Havia entre conselheiros do clube a expectativa de que o técnico pedisse demissão em caso de novo resultado negativo, o que Cuca contrariou após a partida no Allianz Parque.

O estafe de Melo, afastado pelo técnico, deixou claro para o Palmeiras não ter interesse em atrelar a situação do jogador ao futuro do treinador, buscando uma solução independente. Mas, como não houve solução para o imbróglio, a eventual saída do comandante provavelmente culminaria com a reintegração do volante.

Com Cuca mostrando interesse em ficar e nenhum sinal público da diretoria alviverde em demitir o técnico, a semana começa para Melo na mesma. Ele segue separado dos demais e sem acordo fechado para sua saída.

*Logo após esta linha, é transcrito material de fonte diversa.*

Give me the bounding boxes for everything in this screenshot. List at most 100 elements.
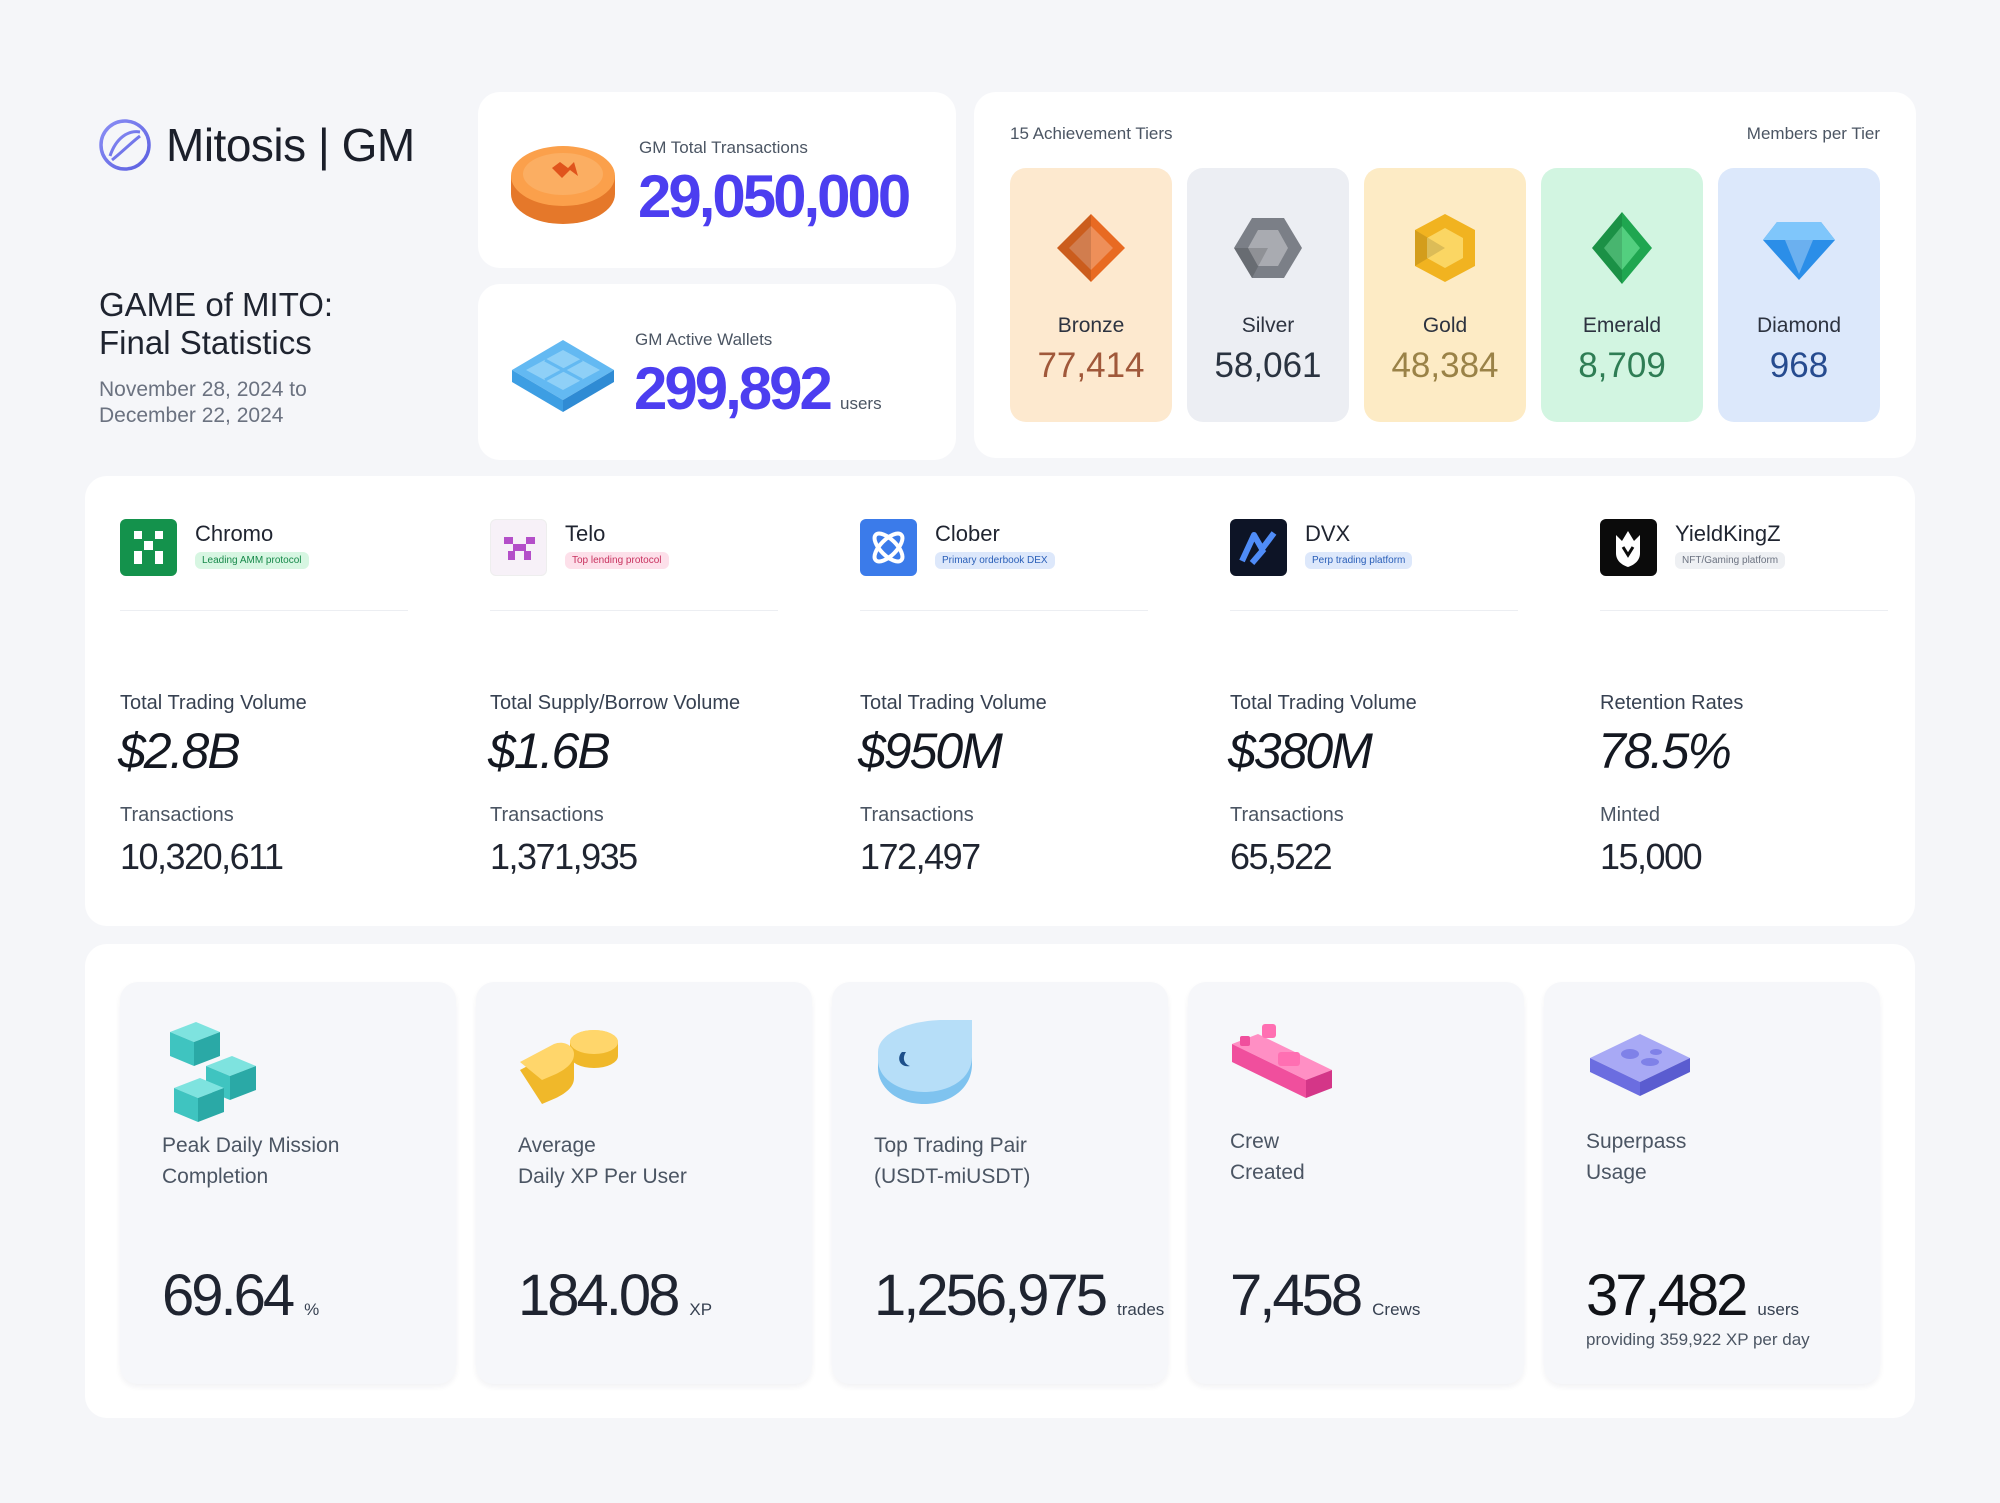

O desejo do jogador é receber pelo menos parte do dinheiro a que teria direito até o final de seu contrato, em 2019, para rescindir o compromisso amigavelmente. Caso isso não aconteça, ele pode entrar na Justiça do trabalho para pedir a rescisão e o pagamento de tudo o que tem a receber. Alegaria que o clube descumpriu o contrato e o assediou moralmente ao não deixar o volante treinar com os companheiros. A alegação é a de que ele não tem recebido as mesmas condições para trabalhar que os colegas.

Por sua vez, o Palmeiras nega ter cometido irregularidades.

Quanto mais tempo o jogador treina separadamente dos colegas, em tese, ele tem mais argumentos para alegar o assédio moral. Isso porque a Justiça leva em repetição da conduta por parte do empregador.